How did you learn to spell Mississippi? EM-EYE-CWOOKED LETTA CWOOKED LETTA . . . . Well, that's the hook from Loversucker's lead single "Mississippi." It's almost cheating, but it's also a formula that works. That formula made millions for Puff Daddy, Jermaine Dupri, and Kanye West. When a producer pulls something--a hook, a sample, a memory--from your childhood, and inserts that into their song, it'll be a hit every time. Instant nostalgia. But "Mississippi" ain't all picnics and sunny days either. The melody sounds pop-ish, while the lyrics remind listeners of a very troubling history, with long-lasting effects.

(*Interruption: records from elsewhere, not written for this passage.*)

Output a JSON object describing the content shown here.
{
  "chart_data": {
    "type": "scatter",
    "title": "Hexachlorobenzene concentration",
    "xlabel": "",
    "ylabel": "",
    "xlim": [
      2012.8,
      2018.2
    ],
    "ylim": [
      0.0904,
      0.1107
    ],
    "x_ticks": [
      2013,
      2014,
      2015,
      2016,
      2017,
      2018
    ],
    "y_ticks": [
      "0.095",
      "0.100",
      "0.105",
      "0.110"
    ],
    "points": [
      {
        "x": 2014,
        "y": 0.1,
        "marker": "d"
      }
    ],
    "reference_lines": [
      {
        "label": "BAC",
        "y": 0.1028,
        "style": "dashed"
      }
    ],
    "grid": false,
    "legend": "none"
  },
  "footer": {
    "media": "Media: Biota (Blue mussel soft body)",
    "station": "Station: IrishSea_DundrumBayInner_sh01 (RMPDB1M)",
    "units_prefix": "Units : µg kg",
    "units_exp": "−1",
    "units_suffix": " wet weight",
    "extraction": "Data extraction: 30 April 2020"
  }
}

The vocals drive "Mississippi," and every other track on the EP. The vocal treatment, from an effects and mix standpoint, is flawless. Beyond the digital manipulations, the vocals are raw, evocative, soulful, and a perfect match for whatever genre of music this is.
Lovesucker is rock, soul, garage, and also very funky. It could be called "all over the place, but not." There's a consistency. It sounds whole and purposeful, but each song remains distinct. That connecting thread may be the production, or mastering, but it's most likely that lead vocal.
“Mississippi” is the class of the EP, before we discuss the subject matter or music video. Slavery remains a hot and controversial topic. Tackling this subject matter in a "pop" song is likely ill-advised. And even though it's a little Django-ish and possibly problematic, personally I'm not offended. Plus, the video's hot.
Lovesucker did something wholly novel here, and it works.